In this context, on 9 October 2000, the Inter-American Court of Human Rights granted provisional measures, ordering the Colombian State to take urgent measures to protect the life and safety of the members of the Peace Community of San José de Apartadó. In spite of this, since the creation of the Peace Community in 1997, this peaceful struggle has led to the violent death of nearly 200 members of the Community. 8 of these members, including a leader of the Community together with 2 children and a baby, were killed in a massacre carried out in February 2005. The overwhelming majority of the crimes committed against the Community have remained in impunity.

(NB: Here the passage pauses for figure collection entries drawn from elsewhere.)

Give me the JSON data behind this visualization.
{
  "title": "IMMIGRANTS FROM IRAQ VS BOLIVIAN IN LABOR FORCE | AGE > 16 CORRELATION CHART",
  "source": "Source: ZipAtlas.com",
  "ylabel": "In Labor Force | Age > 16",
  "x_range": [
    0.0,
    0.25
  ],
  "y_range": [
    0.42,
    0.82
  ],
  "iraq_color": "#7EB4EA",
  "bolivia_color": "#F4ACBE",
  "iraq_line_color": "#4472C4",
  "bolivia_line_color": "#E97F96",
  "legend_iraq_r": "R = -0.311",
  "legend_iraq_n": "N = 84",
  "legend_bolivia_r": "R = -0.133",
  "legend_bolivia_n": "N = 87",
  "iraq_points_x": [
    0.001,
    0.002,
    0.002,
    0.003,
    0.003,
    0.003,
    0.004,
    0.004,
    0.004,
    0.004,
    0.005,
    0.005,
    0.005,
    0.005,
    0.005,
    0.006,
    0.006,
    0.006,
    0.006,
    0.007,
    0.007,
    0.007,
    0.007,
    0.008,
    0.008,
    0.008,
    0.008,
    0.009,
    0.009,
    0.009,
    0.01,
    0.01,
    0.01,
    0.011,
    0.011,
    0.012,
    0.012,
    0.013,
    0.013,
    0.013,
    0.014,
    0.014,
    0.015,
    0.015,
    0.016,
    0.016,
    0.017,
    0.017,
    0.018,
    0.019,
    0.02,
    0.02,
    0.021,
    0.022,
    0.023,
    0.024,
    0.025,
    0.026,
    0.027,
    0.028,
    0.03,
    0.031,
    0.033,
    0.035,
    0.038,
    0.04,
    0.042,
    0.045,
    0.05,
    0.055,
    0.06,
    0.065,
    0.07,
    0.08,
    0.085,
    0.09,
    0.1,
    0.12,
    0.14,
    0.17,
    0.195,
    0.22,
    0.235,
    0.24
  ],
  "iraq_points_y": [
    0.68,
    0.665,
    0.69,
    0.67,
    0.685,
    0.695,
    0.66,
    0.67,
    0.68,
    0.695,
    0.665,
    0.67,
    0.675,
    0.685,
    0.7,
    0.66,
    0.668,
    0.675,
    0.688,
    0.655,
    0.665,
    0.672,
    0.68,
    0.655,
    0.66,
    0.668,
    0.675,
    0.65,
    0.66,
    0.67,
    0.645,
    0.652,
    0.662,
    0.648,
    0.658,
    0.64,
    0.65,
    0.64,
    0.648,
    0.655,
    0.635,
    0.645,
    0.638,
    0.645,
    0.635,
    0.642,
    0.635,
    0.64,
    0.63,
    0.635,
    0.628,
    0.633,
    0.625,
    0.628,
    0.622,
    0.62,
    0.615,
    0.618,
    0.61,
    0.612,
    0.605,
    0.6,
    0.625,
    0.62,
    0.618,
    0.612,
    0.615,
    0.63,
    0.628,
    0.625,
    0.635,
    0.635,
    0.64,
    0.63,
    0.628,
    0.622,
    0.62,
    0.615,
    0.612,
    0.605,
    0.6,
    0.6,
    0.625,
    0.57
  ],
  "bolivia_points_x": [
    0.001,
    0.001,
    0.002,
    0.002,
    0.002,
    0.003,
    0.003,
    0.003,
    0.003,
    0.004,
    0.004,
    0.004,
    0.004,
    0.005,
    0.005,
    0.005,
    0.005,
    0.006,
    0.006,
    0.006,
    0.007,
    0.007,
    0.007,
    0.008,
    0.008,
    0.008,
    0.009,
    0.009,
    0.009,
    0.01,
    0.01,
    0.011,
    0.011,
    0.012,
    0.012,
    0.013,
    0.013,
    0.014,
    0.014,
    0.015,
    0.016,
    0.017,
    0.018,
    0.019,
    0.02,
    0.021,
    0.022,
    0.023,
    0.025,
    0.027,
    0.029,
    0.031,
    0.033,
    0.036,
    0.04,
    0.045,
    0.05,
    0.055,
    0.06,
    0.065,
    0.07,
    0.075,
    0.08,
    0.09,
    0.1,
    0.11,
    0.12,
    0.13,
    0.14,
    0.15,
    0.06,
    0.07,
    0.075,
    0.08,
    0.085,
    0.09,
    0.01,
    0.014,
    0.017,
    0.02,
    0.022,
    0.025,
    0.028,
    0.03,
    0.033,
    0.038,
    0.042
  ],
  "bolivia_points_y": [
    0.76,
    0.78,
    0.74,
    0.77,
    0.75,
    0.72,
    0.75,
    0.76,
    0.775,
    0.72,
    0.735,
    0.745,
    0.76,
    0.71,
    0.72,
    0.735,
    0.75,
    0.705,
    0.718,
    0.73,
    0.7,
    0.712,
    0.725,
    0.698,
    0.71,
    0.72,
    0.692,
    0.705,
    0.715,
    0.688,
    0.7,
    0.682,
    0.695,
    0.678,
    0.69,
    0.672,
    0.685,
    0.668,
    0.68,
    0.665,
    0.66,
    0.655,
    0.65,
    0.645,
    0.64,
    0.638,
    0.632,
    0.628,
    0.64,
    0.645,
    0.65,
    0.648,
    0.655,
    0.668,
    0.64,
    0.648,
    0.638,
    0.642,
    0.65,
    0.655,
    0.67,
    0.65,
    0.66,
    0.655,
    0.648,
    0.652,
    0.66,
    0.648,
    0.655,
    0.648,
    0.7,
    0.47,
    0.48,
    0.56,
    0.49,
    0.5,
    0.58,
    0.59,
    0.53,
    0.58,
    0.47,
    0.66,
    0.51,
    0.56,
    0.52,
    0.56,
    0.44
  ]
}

Apart from threats and attacks, the Peace Community and other projects of peaceful resistance such as humanitarian zones and small farmer (campesino) reserve zones, have been slandered as collaborators or sympathisers of armed actors. Public defamatory statements, whether they come from civil servants, politicians or public figures, are made with the objective of restricting the space for alternative models proposed by the rural campesino population in Colombia and delegitimising their aims. Even more worrying is the effect of these declarations; in direct opposition to the aims of the civilian and campesino population, they serve to situate it as an actor within the conflict and so expose its members to all kinds of threats, judicial harassment and attack. Over the years, PBI has alerted regarding this type of defamation of the Peace Community and its possible consequences.